“Destroying the Amazon is the destruction of the world.” – Patricia Gualinga

The Amazon has been called the “lungs of the world”, producing one-third of the world’s oxygen. Deforestation and oil excavation threaten this rich biodiverse region, and ultimately, all of us. Many of those fighting to defend the Amazon are the Indigenous leaders who call these communities’ home. Worldwide, Iindigenous people represent only 5% of the population, yet protect 80% of global biodiversity.

For many Indigenous leaders the work is dangerous as they speak up, stand their ground and fight giants like big oil, mining and the government.   Last fall we met one such courageous leader, Patricia Gualinga, of the Sarayaku Kichwa Ecuadorian Amazonian community, who has worked to protect the forest and defend her people’s rights for more than 20 years, particularly as part of the Network of Women Defenders.


In 2012, she helped her community win a court case that found the Ecuadorian government guilty of authorizing oil exploration and militarization of Sarayaku property without permission from the inhabitants. The ruling fined the government $1 million and set a legal precedent that Indigenous people must provide consent for governments or private corporations to enter their territory.

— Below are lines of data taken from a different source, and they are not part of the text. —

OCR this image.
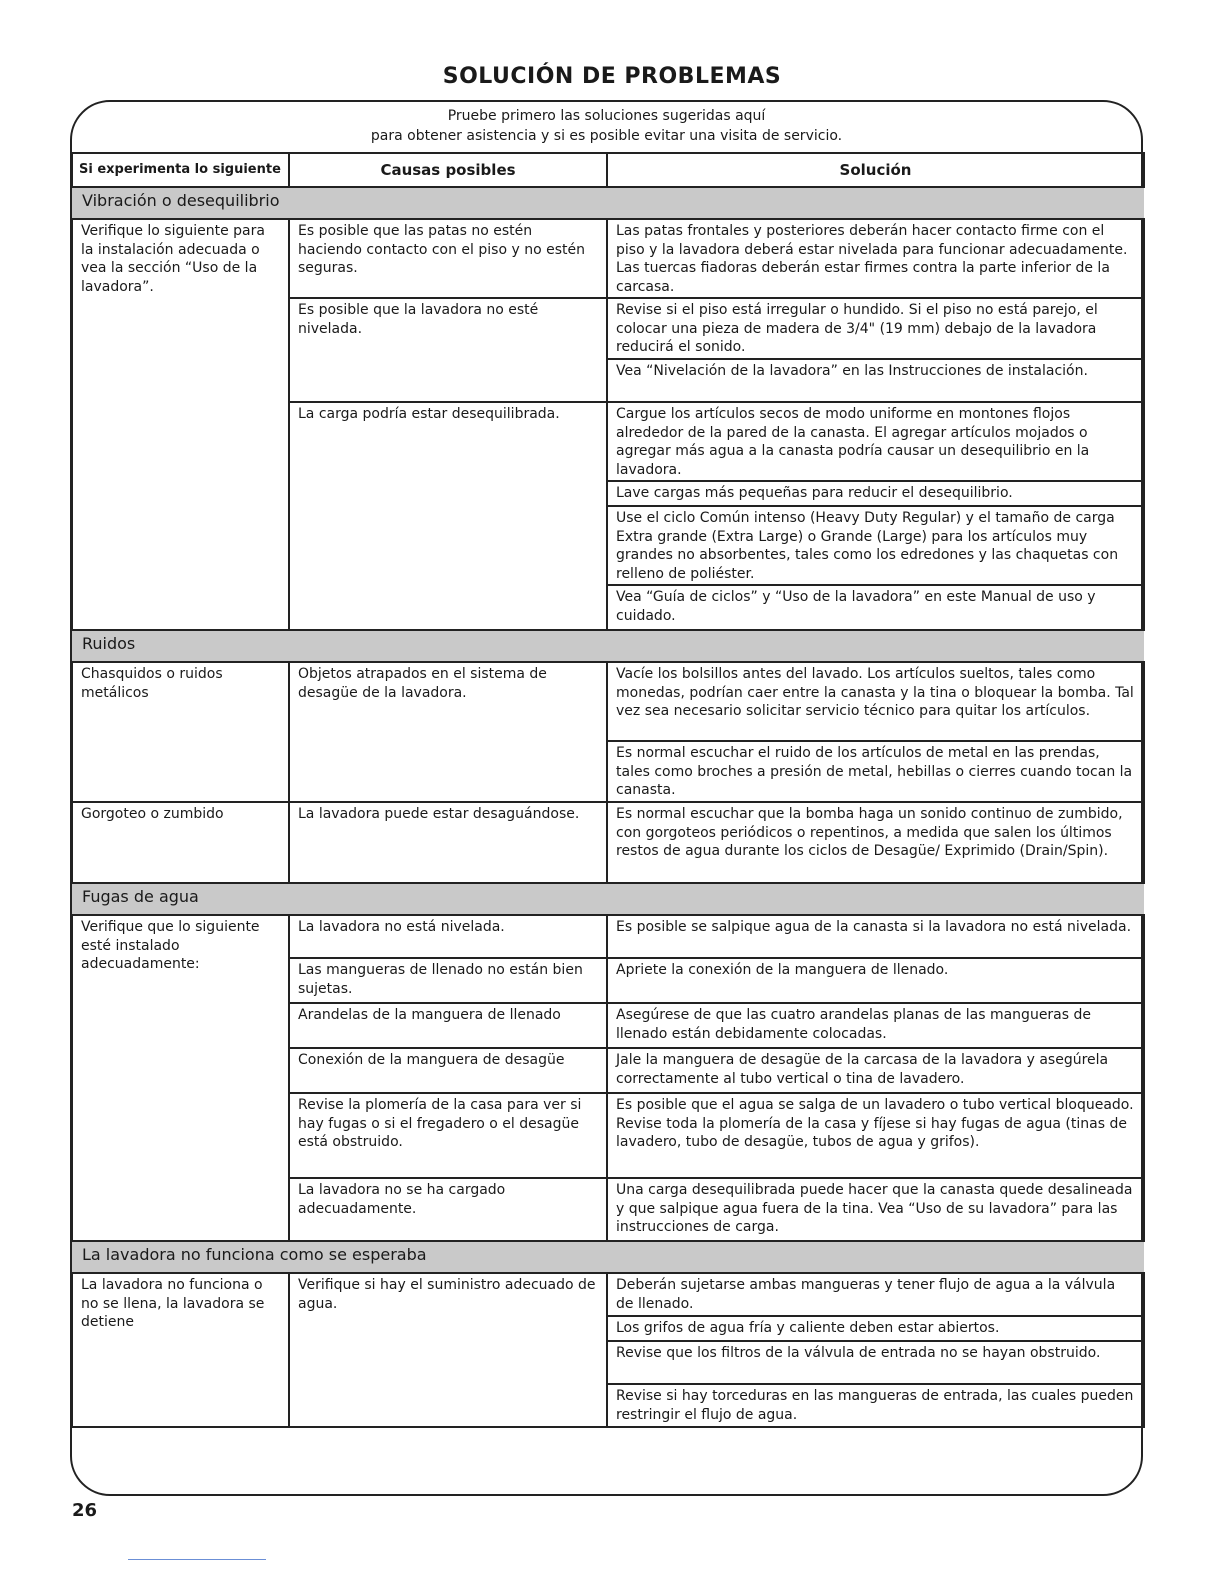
SOLUCIÓN DE PROBLEMAS
Pruebe primero las soluciones sugeridas aquí
para obtener asistencia y si es posible evitar una visita de servicio.
Si experimenta lo siguiente	Causas posibles	Solución
Vibración o desequilibrio		
Verifique lo siguiente para la instalación adecuada o vea la sección “Uso de la lavadora”.	Es posible que las patas no estén haciendo contacto con el piso y no estén seguras.	Las patas frontales y posteriores deberán hacer contacto firme con el piso y la lavadora deberá estar nivelada para funcionar adecuadamente. Las tuercas fiadoras deberán estar firmes contra la parte inferior de la carcasa.
	Es posible que la lavadora no esté nivelada.	Revise si el piso está irregular o hundido. Si el piso no está parejo, el colocar una pieza de madera de 3/4" (19 mm) debajo de la lavadora reducirá el sonido.
		Vea “Nivelación de la lavadora” en las Instrucciones de instalación.
	La carga podría estar desequilibrada.	Cargue los artículos secos de modo uniforme en montones flojos alrededor de la pared de la canasta. El agregar artículos mojados o agregar más agua a la canasta podría causar un desequilibrio en la lavadora.
		Lave cargas más pequeñas para reducir el desequilibrio.
		Use el ciclo Común intenso (Heavy Duty Regular) y el tamaño de carga Extra grande (Extra Large) o Grande (Large) para los artículos muy grandes no absorbentes, tales como los edredones y las chaquetas con relleno de poliéster.
		Vea “Guía de ciclos” y “Uso de la lavadora” en este Manual de uso y cuidado.
Ruidos		
Chasquidos o ruidos metálicos	Objetos atrapados en el sistema de desagüe de la lavadora.	Vacíe los bolsillos antes del lavado. Los artículos sueltos, tales como monedas, podrían caer entre la canasta y la tina o bloquear la bomba. Tal vez sea necesario solicitar servicio técnico para quitar los artículos.
		Es normal escuchar el ruido de los artículos de metal en las prendas, tales como broches a presión de metal, hebillas o cierres cuando tocan la canasta.
Gorgoteo o zumbido	La lavadora puede estar desaguándose.	Es normal escuchar que la bomba haga un sonido continuo de zumbido, con gorgoteos periódicos o repentinos, a medida que salen los últimos restos de agua durante los ciclos de Desagüe/ Exprimido (Drain/Spin).
Fugas de agua		
Verifique que lo siguiente esté instalado adecuadamente:	La lavadora no está nivelada.	Es posible se salpique agua de la canasta si la lavadora no está nivelada.
	Las mangueras de llenado no están bien sujetas.	Apriete la conexión de la manguera de llenado.
	Arandelas de la manguera de llenado	Asegúrese de que las cuatro arandelas planas de las mangueras de llenado están debidamente colocadas.
	Conexión de la manguera de desagüe	Jale la manguera de desagüe de la carcasa de la lavadora y asegúrela correctamente al tubo vertical o tina de lavadero.
	Revise la plomería de la casa para ver si hay fugas o si el fregadero o el desagüe está obstruido.	Es posible que el agua se salga de un lavadero o tubo vertical bloqueado. Revise toda la plomería de la casa y fíjese si hay fugas de agua (tinas de lavadero, tubo de desagüe, tubos de agua y grifos).
	La lavadora no se ha cargado adecuadamente.	Una carga desequilibrada puede hacer que la canasta quede desalineada y que salpique agua fuera de la tina. Vea “Uso de su lavadora” para las instrucciones de carga.
La lavadora no funciona como se esperaba		
La lavadora no funciona o no se llena, la lavadora se detiene	Verifique si hay el suministro adecuado de agua.	Deberán sujetarse ambas mangueras y tener flujo de agua a la válvula de llenado.
		Los grifos de agua fría y caliente deben estar abiertos.
		Revise que los filtros de la válvula de entrada no se hayan obstruido.
		Revise si hay torceduras en las mangueras de entrada, las cuales pueden restringir el flujo de agua.
26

Her father asked her to spread the word that it was madness to destroy the Amazon for oil and she also did her best to educate people about the negative effects of climate change. Gualinga blames climate change with more frequent river flooding and plummeting the temperature of her tropical homeland into the 40s at times, causing hardship for her people who don’t have the proper clothing to keep warm.

Her  home has been attacked; she has received death threats, and yet she persists.  And for this courage in the face of adversity, Patricia is the 2021 Alnoba International Indigenous Award recipient for the work she continues to do on behalf of her community.